Il caso del Chuwi CoreBook X merita attenzione perché tocca uno degli aspetti più importanti quando si compra un notebook economico: la fiducia nelle specifiche dichiarate. Il portatile viene pubblicizzato con processore AMD Ryzen 5 7430U, ma all’interno è stato verificato un Ryzen 5 5500U, ciòè un chip più vecchio.
Non si tratta solo di una differenza sulla scheda tecnica. Per chi acquista, cambia la percezione del valore reale del prodotto e diventa più difficile capire se le prestazioni offerte siano davvero quelle attese.
Chuwi CoreBook X mostra una CPU diversa da quella dichiarata
La verifica sul notebook ha confermato il problema in modo diretto: rimuovendo il sistema di raffreddamento è emerso il codice OPN 100-000000375, che identifica il processore come AMD Ryzen 5 5500U. Questo contrasta con la comunicazione commerciale del CoreBook X, che lo presenta invece con Ryzen 5 7430U.

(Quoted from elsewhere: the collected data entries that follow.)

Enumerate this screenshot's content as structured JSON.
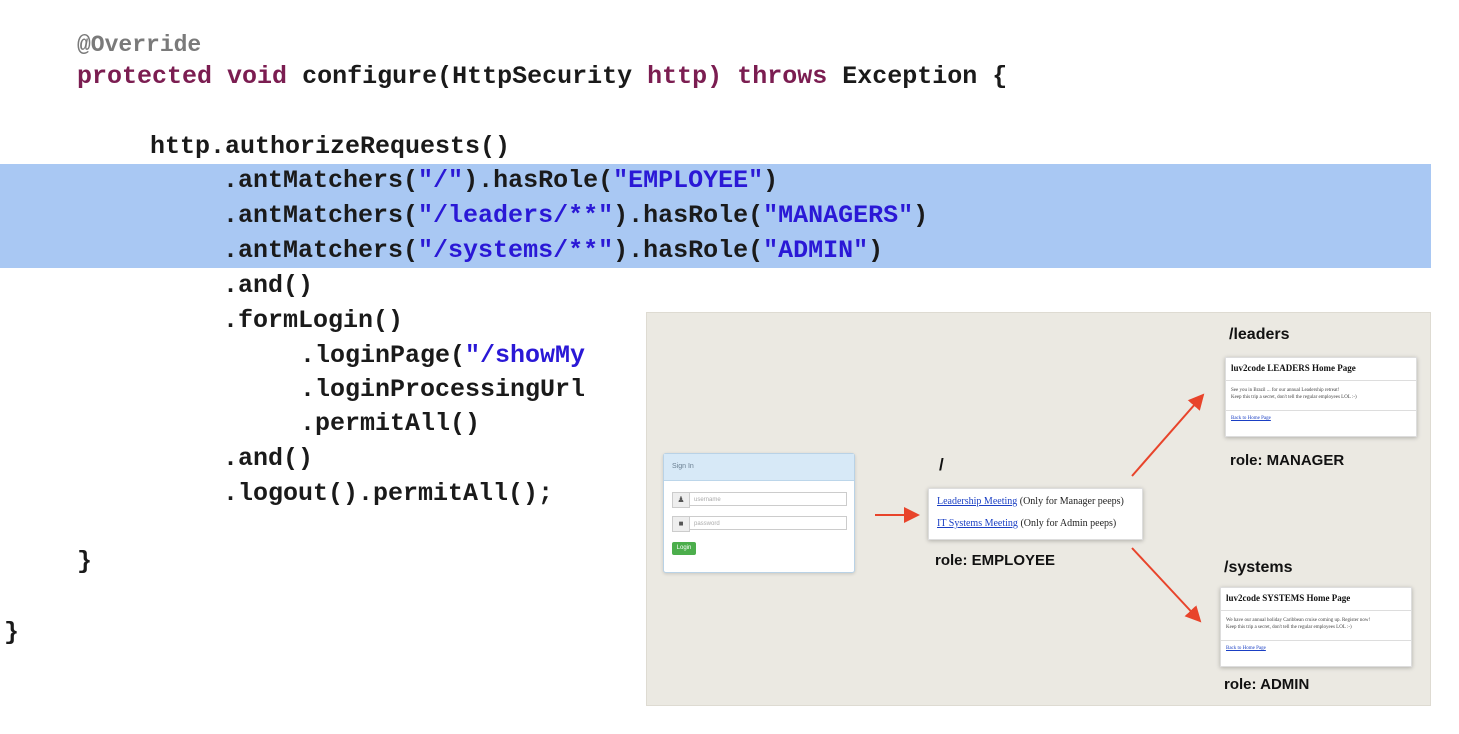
{
  "code": {
    "annotation": "@Override",
    "signature": {
      "modifier": "protected",
      "return_type": "void",
      "method": "configure(HttpSecurity",
      "param": "http)",
      "throws_kw": "throws",
      "exception": "Exception {"
    },
    "lines": {
      "l3": "http.authorizeRequests()",
      "l4_pre": ".antMatchers(",
      "l4_s1": "\"/\"",
      "l4_mid": ").hasRole(",
      "l4_s2": "\"EMPLOYEE\"",
      "l4_end": ")",
      "l5_pre": ".antMatchers(",
      "l5_s1": "\"/leaders/**\"",
      "l5_mid": ").hasRole(",
      "l5_s2": "\"MANAGERS\"",
      "l5_end": ")",
      "l6_pre": ".antMatchers(",
      "l6_s1": "\"/systems/**\"",
      "l6_mid": ").hasRole(",
      "l6_s2": "\"ADMIN\"",
      "l6_end": ")",
      "l7": ".and()",
      "l8": ".formLogin()",
      "l9_pre": ".loginPage(",
      "l9_s": "\"/showMy",
      "l10": ".loginProcessingUrl",
      "l11": ".permitAll()",
      "l12": ".and()",
      "l13": ".logout().permitAll();",
      "close_inner": "}",
      "close_outer": "}"
    }
  },
  "diagram": {
    "login": {
      "header": "Sign In",
      "username_placeholder": "username",
      "password_placeholder": "password",
      "button": "Login",
      "user_icon": "user-icon",
      "lock_icon": "lock-icon"
    },
    "employee": {
      "path": "/",
      "link1": "Leadership Meeting",
      "link1_note": "(Only for Manager peeps)",
      "link2": "IT Systems Meeting",
      "link2_note": "(Only for Admin peeps)",
      "role": "role: EMPLOYEE"
    },
    "leaders": {
      "path": "/leaders",
      "title": "luv2code LEADERS Home Page",
      "desc1": "See you in Brazil ... for our annual Leadership retreat!",
      "desc2": "Keep this trip a secret, don't tell the regular employees LOL :-)",
      "back": "Back to Home Page",
      "role": "role: MANAGER"
    },
    "systems": {
      "path": "/systems",
      "title": "luv2code SYSTEMS Home Page",
      "desc1": "We have our annual holiday Caribbean cruise coming up. Register now!",
      "desc2": "Keep this trip a secret, don't tell the regular employees LOL :-)",
      "back": "Back to Home Page",
      "role": "role: ADMIN"
    },
    "colors": {
      "arrow": "#e8442b",
      "highlight": "#a9c8f3",
      "keyword": "#7b1d51",
      "string": "#2a18d6"
    }
  }
}
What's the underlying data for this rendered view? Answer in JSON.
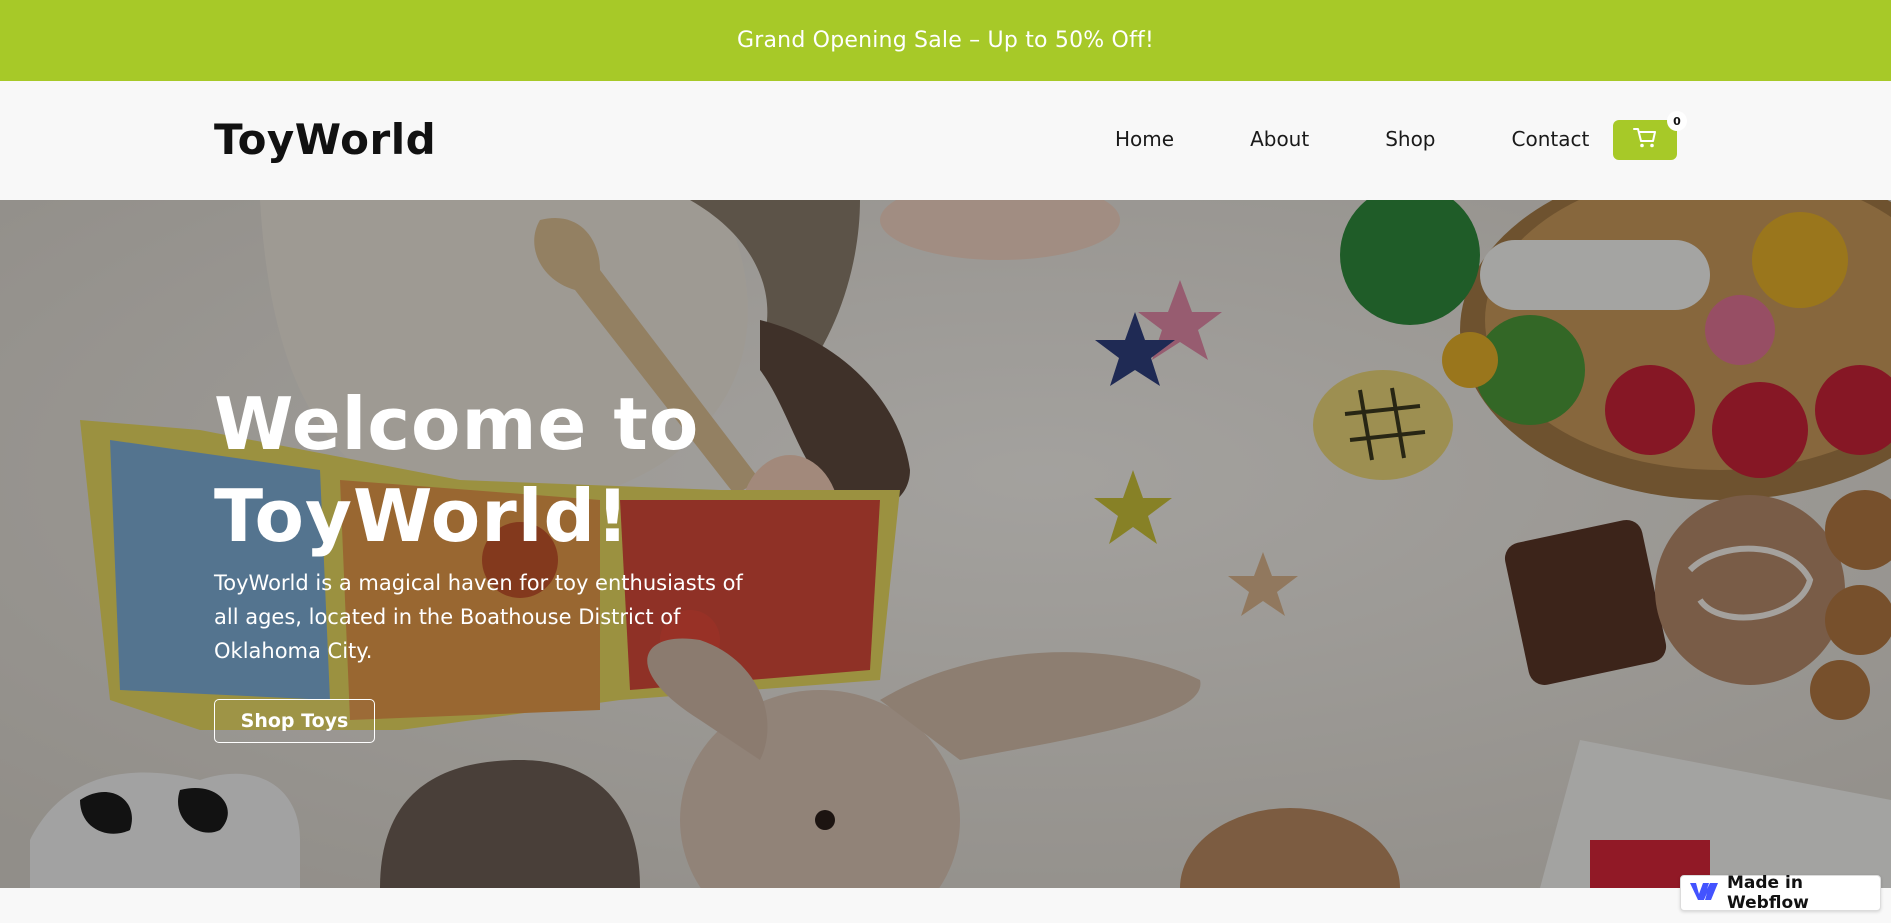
{
  "announcement": {
    "text": "Grand Opening Sale – Up to 50% Off!"
  },
  "nav": {
    "brand": "ToyWorld",
    "links": [
      {
        "label": "Home"
      },
      {
        "label": "About"
      },
      {
        "label": "Shop"
      },
      {
        "label": "Contact"
      }
    ],
    "cart_count": "0",
    "cart_icon": "cart-icon"
  },
  "hero": {
    "title_line1": "Welcome to",
    "title_line2": "ToyWorld!",
    "subtitle": "ToyWorld is a magical haven for toy enthusiasts of all ages, located in the Boathouse District of Oklahoma City.",
    "button_label": "Shop Toys"
  },
  "badge": {
    "label": "Made in Webflow",
    "icon": "webflow-logo-icon"
  },
  "colors": {
    "accent": "#a7c928",
    "text_dark": "#111111",
    "page_bg": "#f8f8f8"
  }
}
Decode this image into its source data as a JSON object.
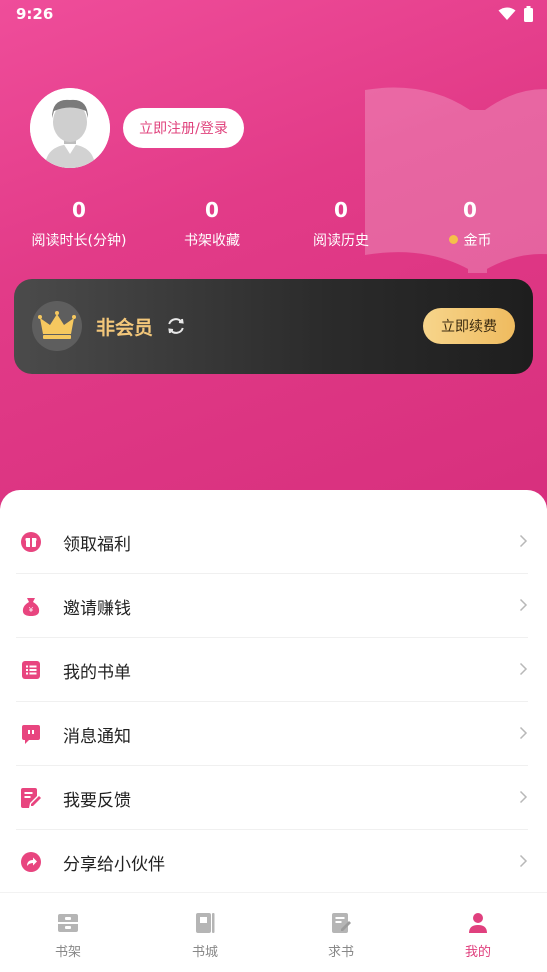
{
  "status": {
    "time": "9:26"
  },
  "profile": {
    "login_label": "立即注册/登录"
  },
  "stats": [
    {
      "value": "0",
      "label": "阅读时长(分钟)"
    },
    {
      "value": "0",
      "label": "书架收藏"
    },
    {
      "value": "0",
      "label": "阅读历史"
    },
    {
      "value": "0",
      "label": "金币"
    }
  ],
  "vip": {
    "status": "非会员",
    "renew_label": "立即续费"
  },
  "menu": [
    {
      "label": "领取福利",
      "icon": "gift-icon"
    },
    {
      "label": "邀请赚钱",
      "icon": "money-bag-icon"
    },
    {
      "label": "我的书单",
      "icon": "list-icon"
    },
    {
      "label": "消息通知",
      "icon": "message-icon"
    },
    {
      "label": "我要反馈",
      "icon": "feedback-icon"
    },
    {
      "label": "分享给小伙伴",
      "icon": "share-icon"
    }
  ],
  "tabs": [
    {
      "label": "书架",
      "icon": "bookshelf-icon",
      "active": false
    },
    {
      "label": "书城",
      "icon": "bookstore-icon",
      "active": false
    },
    {
      "label": "求书",
      "icon": "request-book-icon",
      "active": false
    },
    {
      "label": "我的",
      "icon": "user-icon",
      "active": true
    }
  ],
  "colors": {
    "accent": "#e0407e",
    "gold": "#f3c77a",
    "inactive": "#888888"
  }
}
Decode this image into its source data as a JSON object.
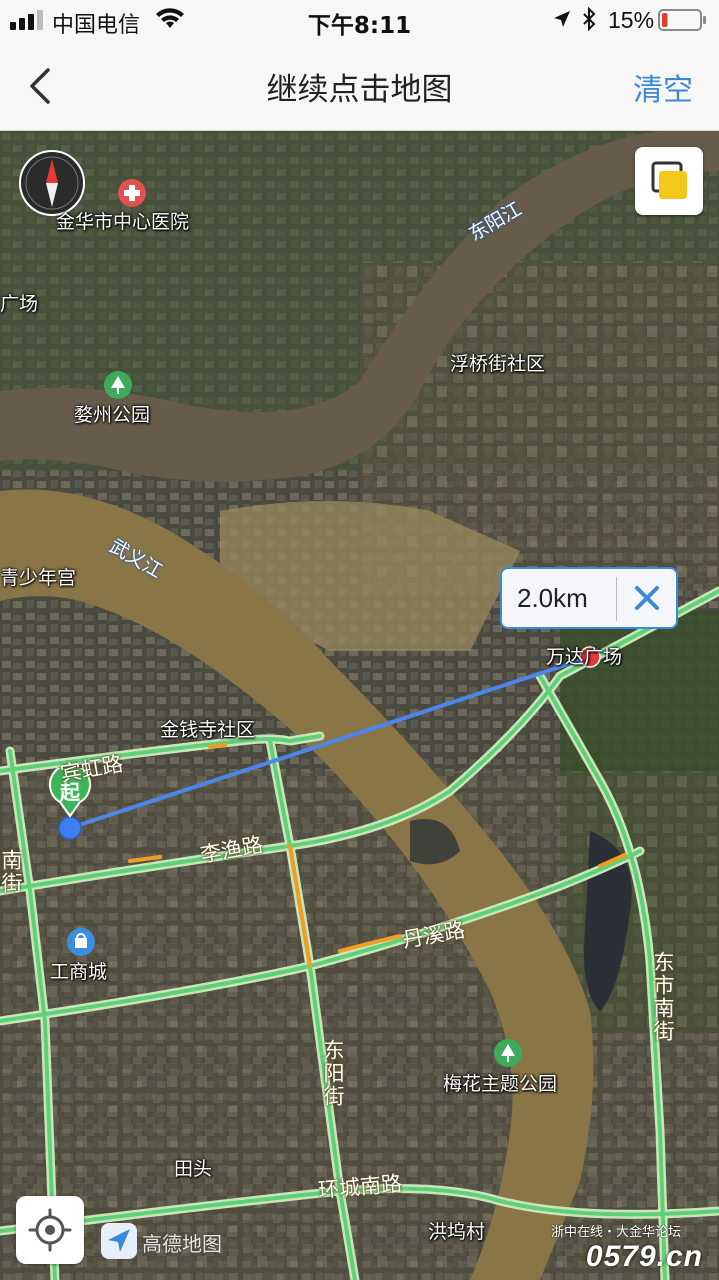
{
  "status_bar": {
    "carrier": "中国电信",
    "time": "下午8:11",
    "battery_percent": "15%",
    "battery_level": 0.15
  },
  "nav": {
    "title": "继续点击地图",
    "clear_label": "清空"
  },
  "map": {
    "distance": {
      "label": "2.0km"
    },
    "start_marker_label": "起",
    "pois": {
      "hospital": "金华市中心医院",
      "square_left": "广场",
      "fuqiao": "浮桥街社区",
      "lizhou_park": "婺州公园",
      "youth_palace": "青少年宫",
      "wanda": "万达广场",
      "jinqiansi": "金钱寺社区",
      "gongshang": "工商城",
      "meihua_park": "梅花主题公园",
      "tiantou": "田头",
      "hongwu": "洪坞村"
    },
    "rivers": {
      "dongyang_river": "东阳江",
      "wuyi_river": "武义江"
    },
    "roads": {
      "binhong": "宾虹路",
      "liyu": "李渔路",
      "nan_jie": "南街",
      "danxi": "丹溪路",
      "dongyang_street": "东阳街",
      "dongshi_south": "东市南街",
      "huancheng_south": "环城南路"
    },
    "logo": "高德地图",
    "watermark": {
      "line1": "浙中在线・大金华论坛",
      "line2": "0579.cn"
    },
    "icons": {
      "compass": "compass-icon",
      "layers": "layers-icon",
      "locate": "locate-icon",
      "close": "close-icon",
      "back": "back-chevron-icon"
    }
  }
}
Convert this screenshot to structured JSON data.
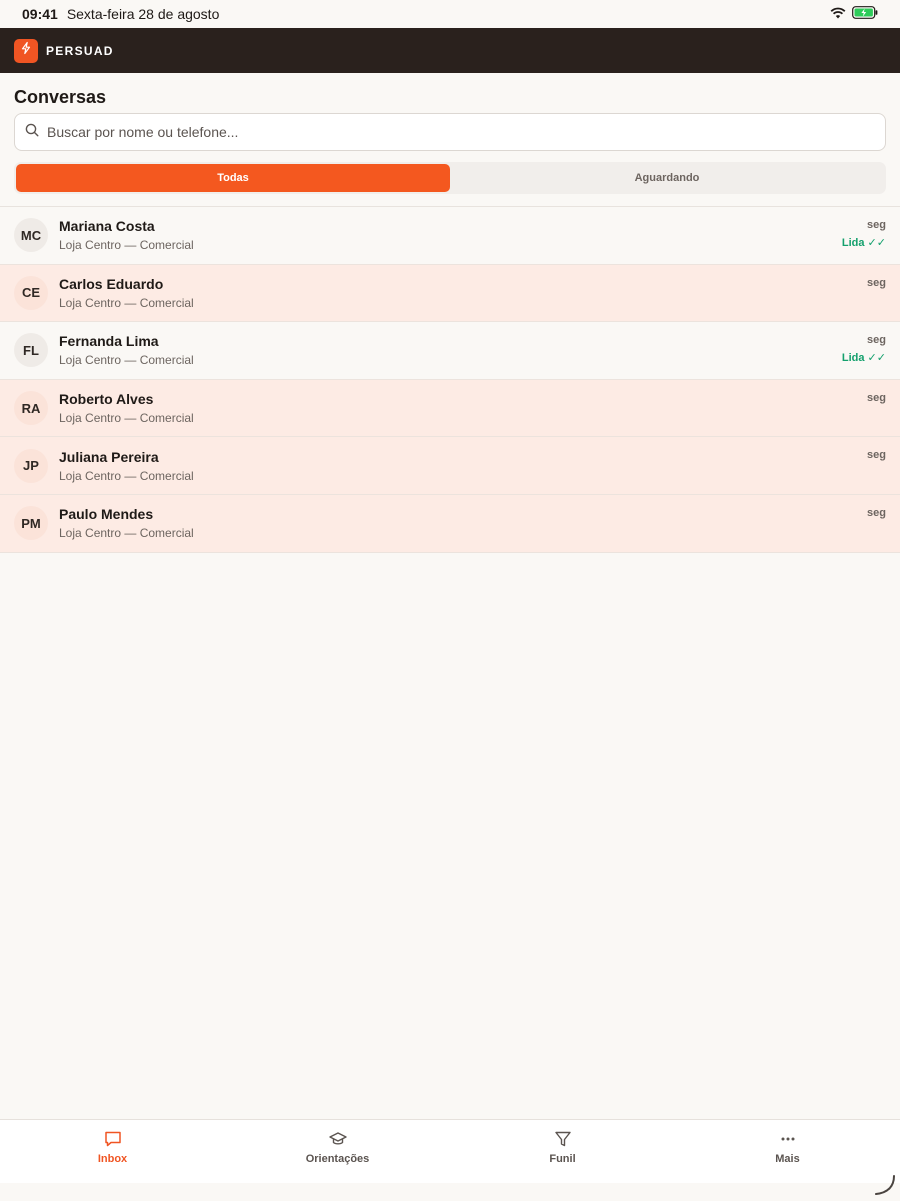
{
  "status_bar": {
    "time": "09:41",
    "date": "Sexta-feira 28 de agosto",
    "icons": [
      "wifi-icon",
      "battery-charging-icon"
    ]
  },
  "header": {
    "brand": "PERSUAD",
    "logo_icon": "lightning-bolt-icon",
    "colors": {
      "header_bg": "#2a211d",
      "accent": "#f05523"
    }
  },
  "page": {
    "title": "Conversas"
  },
  "search": {
    "placeholder": "Buscar por nome ou telefone...",
    "icon": "search-icon"
  },
  "tabs": [
    {
      "label": "Todas",
      "active": true
    },
    {
      "label": "Aguardando",
      "active": false
    }
  ],
  "conversations": [
    {
      "initials": "MC",
      "name": "Mariana Costa",
      "subtitle": "Loja Centro — Comercial",
      "time": "seg",
      "status": "Lida ✓✓",
      "unread": false
    },
    {
      "initials": "CE",
      "name": "Carlos Eduardo",
      "subtitle": "Loja Centro — Comercial",
      "time": "seg",
      "status": "",
      "unread": true
    },
    {
      "initials": "FL",
      "name": "Fernanda Lima",
      "subtitle": "Loja Centro — Comercial",
      "time": "seg",
      "status": "Lida ✓✓",
      "unread": false
    },
    {
      "initials": "RA",
      "name": "Roberto Alves",
      "subtitle": "Loja Centro — Comercial",
      "time": "seg",
      "status": "",
      "unread": true
    },
    {
      "initials": "JP",
      "name": "Juliana Pereira",
      "subtitle": "Loja Centro — Comercial",
      "time": "seg",
      "status": "",
      "unread": true
    },
    {
      "initials": "PM",
      "name": "Paulo Mendes",
      "subtitle": "Loja Centro — Comercial",
      "time": "seg",
      "status": "",
      "unread": true
    }
  ],
  "bottom_nav": [
    {
      "label": "Inbox",
      "icon": "chat-bubble-icon",
      "active": true
    },
    {
      "label": "Orientações",
      "icon": "graduation-cap-icon",
      "active": false
    },
    {
      "label": "Funil",
      "icon": "funnel-icon",
      "active": false
    },
    {
      "label": "Mais",
      "icon": "more-dots-icon",
      "active": false
    }
  ]
}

La situazione è ancora più delicata perché i tool di sistema possono far credere all’utente di avere realmente il chip più recente. Nell’uso quotidiano molti controllano batteria, schermo, SSD e fluidità generale, ma difficilmente si aspettano di dover mettere in dubbio il processore installato. Proprio per questo il caso ha acceso forti critiche attorno al brand.
- Il notebook è stato pubblicizzato con AMD Ryzen 5 7430U.
- Nel dispositivo controllato fisicamente è stato trovato un AMD Ryzen 5 5500U.
- L’identificazione è stata confermata dal codice OPN letto direttamente sul chip.
- I software di sistema possono mostrare informazioni tali da non far emergere subito il problema.
Perché la differenza conta anche nell’esperienza quotidiana
Durante la prova pratica del CoreBook X, il comportamento del portatile non aveva fatto emergere subito il problema. L’attenzione era concentrata su elementi più vicini all’esperienza concreta, come qualità del display, velocità dell’SSD, autonomia, connettività e resa generale nelle attività di tutti i giorni.
C’era però un segnale anomalo: le prestazioni misurate non erano del tutto in linea con quelle attese da un processore Zen 3 tipico. In un primo momento il calo era stato attribuito alla RAM in single-channel, una configurazione che può incidere sensibilmente sulle performance. Solo in seguito è diventato chiaro che il motivo era più profondo e riguardava proprio il processore effettivamente montato.
- Nell’uso comune il notebook poteva sembrare coerente con la sua fascia.
- Le prestazioni erano però inferiori alle attese per un Ryzen 5 7430U.
- La presenza di memoria single-channel aveva inizialmente mascherato il problema.
- Il caso incide soprattutto sulla trasparenza del prodotto e sul suo valore percepito.
La risposta di Chuwi non chiarisce del tutto la vicenda
Contattata sul caso, Chuwi ha risposto senza ammettere in modo esplicito un errore. L’azienda ha fatto riferimento a diversi lotti di produzione e a rimanenze ancora in circolazione, spiegando di non avere più un controllo diretto su quei dispositivi.
Il marchio ha anche dichiarato di prendere la questione molto seriamente e di aver avviato un’indagine interna per chiarire l’origine del problema. È una posizione che, però, non risolve il nodo centrale: chi compra un CoreBook X pubblicizzato con Ryzen 5 7430U si aspetta di ricevere esattamente quella configurazione, non un modello con processore differente.
- Chuwi ha parlato di lotti di produzione e stock residui.
- Non c’è stata un’ammissione esplicita dell’errore.
- L’azienda ha avviato un’indagine interna.
- Resta aperto il tema della corrispondenza tra prodotto venduto e hardware effettivo.